The SLENZ Update – No 98, June 12, 2009

UIC_001

University of Illinois Global Campus entry point

Do SL public health training

applications really work?

US$1.6m to find the answer

Researchers at the University of Illinois at Chicago (UIC) School of Public Health have secured a grant of  US$1.6 million to fund a study to determine if collaborative virtual environments designed to improve public health preparedness and response planning really work.

The school which is relying more and more on virtual environments for training and education has received the grant from the US Center for Disease Control and Prevention.

The results should be of interest to health educators worldwide  given the number of Second Life health applications, including New Zealand’s own midwifery pilot study under the auspices of the SLENZ Project and Auckland University’s Second Life and ONGENS  medical centres.

Under the programme, according to  Virtual World News,  UIC researchers will recruit 40 local health departments from across the United States to take part in the study.

Half the participants will use Second Life to train public health workers in emergency preparedness while the other half will use a traditional meeting approach to planning.

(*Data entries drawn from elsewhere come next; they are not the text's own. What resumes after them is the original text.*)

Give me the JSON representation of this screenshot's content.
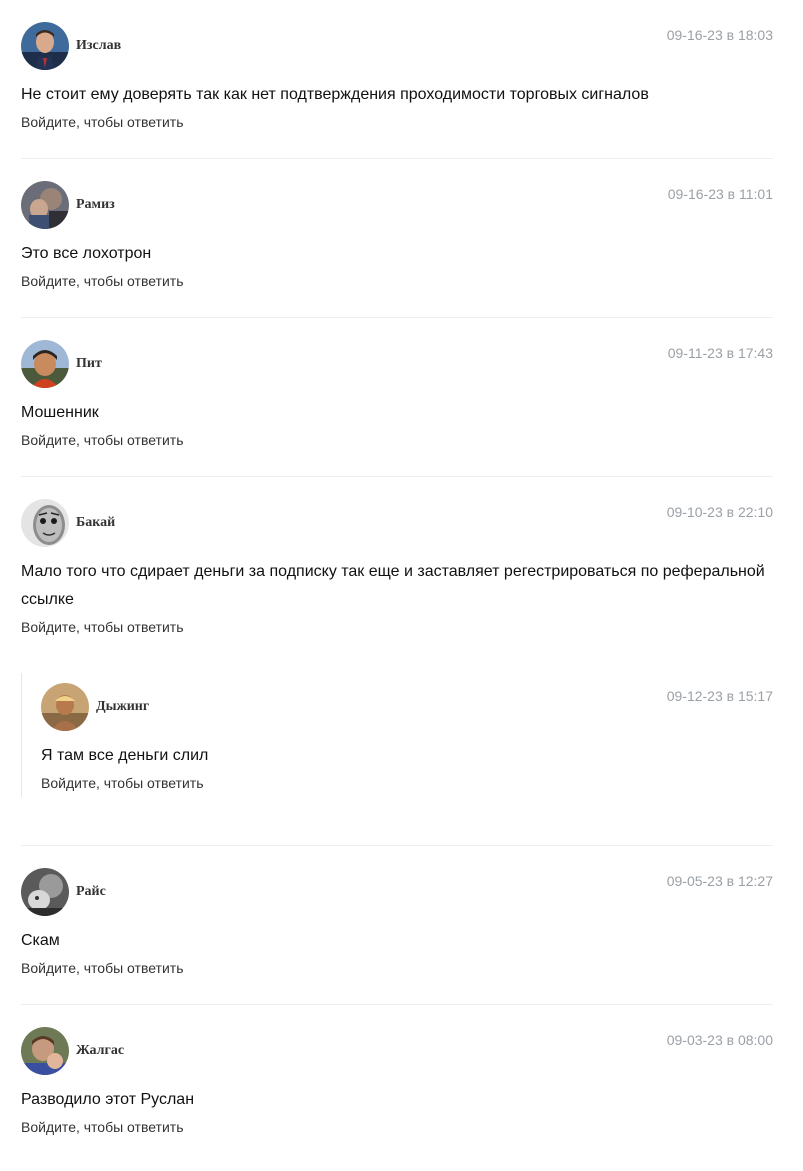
{
  "reply_prompt": "Войдите, чтобы ответить",
  "comments": [
    {
      "author": "Изслав",
      "date": "09-16-23 в 18:03",
      "text": "Не стоит ему доверять так как нет подтверждения проходимости торговых сигналов",
      "avatar": "avatar-icon"
    },
    {
      "author": "Рамиз",
      "date": "09-16-23 в 11:01",
      "text": "Это все лохотрон",
      "avatar": "avatar-icon"
    },
    {
      "author": "Пит",
      "date": "09-11-23 в 17:43",
      "text": "Мошенник",
      "avatar": "avatar-icon"
    },
    {
      "author": "Бакай",
      "date": "09-10-23 в 22:10",
      "text": "Мало того что сдирает деньги за подписку так еще и заставляет регестрироваться по реферальной ссылке",
      "avatar": "avatar-icon",
      "replies": [
        {
          "author": "Дыжинг",
          "date": "09-12-23 в 15:17",
          "text": "Я там все деньги слил",
          "avatar": "avatar-icon"
        }
      ]
    },
    {
      "author": "Райс",
      "date": "09-05-23 в 12:27",
      "text": "Скам",
      "avatar": "avatar-icon"
    },
    {
      "author": "Жалгас",
      "date": "09-03-23 в 08:00",
      "text": "Разводило этот Руслан",
      "avatar": "avatar-icon"
    }
  ]
}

The study’s principal investigator Colleen Monahan, director of the Center for the Advancement of Distance Education at the UIC School of Public Health, said, “We believe that using virtual environments will improve collaboration across agencies and jurisdictions, raise awareness about planning for vulnerable populations, increase the realism in the training exercise, allow participants to participate in different scenarios, and allow emergency responders to return to the training exercise at their convenience for ongoing training.”

2 Responses

  1. So if Colleen believes all that already – why research? Or is the research biased? 40 Local health departments.. Is it study or recruitment and training to make what she believes, true?

    • The research is being done for the US Center for Disease Control and Prevention, taking a much wider look than just at the UIC’s current programme.
      The research will not necessarily make what she believes true. In fact, it could just as easily disprove her beliefs, although I realise there is a “cadre” of academics who believe that all research should be undertaken without preconceived ideas.
      To my mind a researcher must have a target/belief of some sort, or there is no point tof doing the research,but that is a subject more suited to philosophy than this blog.